その際にも、情報システム業務に対する確かな知見を有していることが武器になるはずだと考えています。

―それでは最後に、情シス部門からコンサルタントへの転職を検討している求職者へ向けて、メッセージをいただけますか?

(坂本)
まず、本記事をご覧になって現在の会社でもっと自身や自部門の役割を見つめ直そう、経営陣に対してもっと発信・提言をしていこう、ということを少しでもお考えになったのであれば、現職で引き続き頑張っていただきたいと思っています。

転職を考えていらっしゃる場合、今までの経験を直接活かせる情シス業務を他社で実施するか、あるいはコンサルタントという新しい職種にチャレンジするか、ということで迷われる方は多いと思います。

一般的にはこれを二者択一で選択しなければならないところ、当社のコーポレートITサポートユニットは両方を選択できるというのが最大の特徴です。

今までの経験を直接活かせる情シス業務に従事して一定の成果を出せる安心感を持ちながらも、コンサルタントという新しい働き方にチャレンジできる、そんな環境をご用意しています。ご興味をお持ちになったら、是非弊社のドアをノックしていただければと思います。

― インタビューは以上です。
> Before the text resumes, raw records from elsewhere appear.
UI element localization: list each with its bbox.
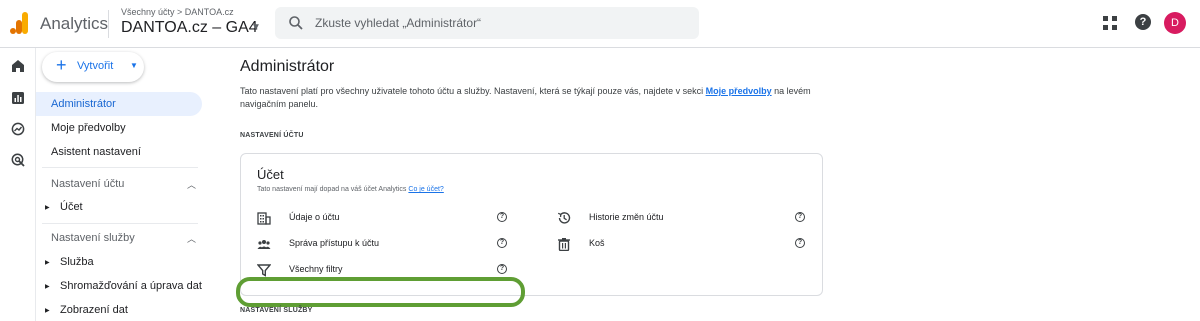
home-icon[interactable] [11, 59, 25, 73]
nav-item-property[interactable]: ▶ Služba [36, 256, 202, 272]
search-icon [289, 16, 303, 30]
page-title: Administrátor [240, 58, 335, 75]
left-rail [0, 48, 36, 321]
header-divider [108, 10, 109, 38]
analytics-logo-icon[interactable] [10, 12, 30, 34]
property-selector[interactable]: DANTOA.cz – GA4 [121, 19, 258, 37]
nav-item-administrator[interactable]: Administrátor [36, 92, 202, 116]
explore-icon[interactable] [11, 122, 25, 136]
row-label: Historie změn účtu [589, 212, 664, 222]
help-icon[interactable]: ? [1135, 14, 1151, 30]
chevron-up-icon: ︿ [186, 234, 196, 244]
nav-item-label: Služba [60, 256, 94, 268]
nav-section-account-settings[interactable]: Nastavení účtu ︿ [51, 178, 196, 190]
caret-down-icon: ▼ [130, 61, 138, 70]
trash-row[interactable]: Koš ? [557, 236, 811, 254]
help-icon[interactable]: ? [795, 212, 805, 222]
caret-down-icon[interactable]: ▼ [251, 22, 261, 33]
nav-divider [42, 223, 198, 224]
people-icon [257, 240, 271, 249]
highlight-annotation [236, 277, 525, 307]
description-text: Tato nastavení platí pro všechny uživate… [240, 86, 706, 96]
main-content: Administrátor Tato nastavení platí pro v… [212, 48, 1200, 321]
card-subtitle: Tato nastavení mají dopad na váš účet An… [257, 186, 444, 193]
row-label: Správa přístupu k účtu [289, 238, 380, 248]
page-description: Tato nastavení platí pro všechny uživate… [240, 85, 830, 111]
admin-nav: + Vytvořit ▼ Administrátor Moje předvolb… [36, 48, 212, 321]
account-details-row[interactable]: Údaje o účtu ? [257, 210, 511, 228]
apps-icon[interactable] [1103, 16, 1117, 30]
nav-item-label: Shromažďování a úprava dat [60, 280, 202, 292]
account-settings-heading: NASTAVENÍ ÚČTU [240, 132, 304, 139]
my-preferences-link[interactable]: Moje předvolby [706, 86, 772, 96]
nav-item-data-display[interactable]: ▶ Zobrazení dat [36, 304, 202, 320]
help-icon[interactable]: ? [497, 212, 507, 222]
account-card: Účet Tato nastavení mají dopad na váš úč… [240, 153, 823, 296]
help-icon[interactable]: ? [795, 238, 805, 248]
nav-item-label: Zobrazení dat [60, 304, 128, 316]
search-bar[interactable]: Zkuste vyhledat „Administrátor“ [275, 7, 699, 39]
nav-item-setup-assistant[interactable]: Asistent nastavení [36, 140, 202, 164]
reports-icon[interactable] [11, 91, 25, 105]
account-change-history-row[interactable]: Historie změn účtu ? [557, 210, 811, 228]
help-icon[interactable]: ? [497, 238, 507, 248]
history-icon [557, 212, 571, 224]
avatar[interactable]: D [1164, 12, 1186, 34]
advertising-icon[interactable] [11, 153, 25, 167]
nav-item-label: Účet [60, 201, 83, 213]
filter-icon [257, 264, 271, 277]
nav-divider [42, 167, 198, 168]
row-label: Koš [589, 238, 605, 248]
account-access-management-row[interactable]: Správa přístupu k účtu ? [257, 236, 511, 254]
chevron-up-icon: ︿ [186, 180, 196, 190]
card-subtitle-text: Tato nastavení mají dopad na váš účet An… [257, 186, 407, 193]
nav-section-property-settings[interactable]: Nastavení služby ︿ [51, 232, 196, 244]
what-is-account-link[interactable]: Co je účet? [408, 186, 443, 193]
expand-arrow-icon: ▶ [45, 308, 50, 314]
card-title: Účet [257, 167, 284, 182]
trash-icon [558, 238, 570, 251]
plus-icon: + [56, 55, 67, 75]
expand-arrow-icon: ▶ [45, 260, 50, 266]
create-button-label: Vytvořit [77, 60, 114, 72]
top-app-bar: Analytics Všechny účty > DANTOA.cz DANTO… [0, 0, 1200, 48]
expand-arrow-icon: ▶ [45, 205, 50, 211]
app-name[interactable]: Analytics [40, 14, 108, 34]
account-breadcrumb[interactable]: Všechny účty > DANTOA.cz [121, 7, 234, 17]
help-icon[interactable]: ? [497, 264, 507, 274]
search-input[interactable]: Zkuste vyhledat „Administrátor“ [315, 16, 481, 30]
property-settings-heading: NASTAVENÍ SLUŽBY [240, 307, 313, 314]
expand-arrow-icon: ▶ [45, 284, 50, 290]
nav-item-account[interactable]: ▶ Účet [36, 201, 202, 217]
nav-item-my-preferences[interactable]: Moje předvolby [36, 116, 202, 140]
row-label: Údaje o účtu [289, 212, 340, 222]
building-icon [257, 212, 271, 225]
create-button[interactable]: + Vytvořit ▼ [42, 52, 144, 82]
nav-section-label: Nastavení služby [51, 232, 135, 244]
nav-item-data-collection[interactable]: ▶ Shromažďování a úprava dat [36, 280, 202, 296]
row-label: Všechny filtry [289, 264, 343, 274]
nav-section-label: Nastavení účtu [51, 178, 125, 190]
お二人ともありがとうございました。

まとめ

繰り返しにはなりますが、GPTechは情シス部門の価値を理解しており、新たな挑戦をする情報システム経験者が活躍する環境があります。

本記事で、GPTechの情シス部門に対する想いや、課題解決のための取り組みに対し、納得・共感いただければ嬉しいです。

また、実際に情シス経験者としてGPTechに入社した方の体験談は、以下のリンクからお読みいただけます。

我々は今後も情シス部門の価値を世の中に訴求・拡大し、システム調達における常識を変革することを目指していきます。

最後までお読みいただき、ありがとうございました。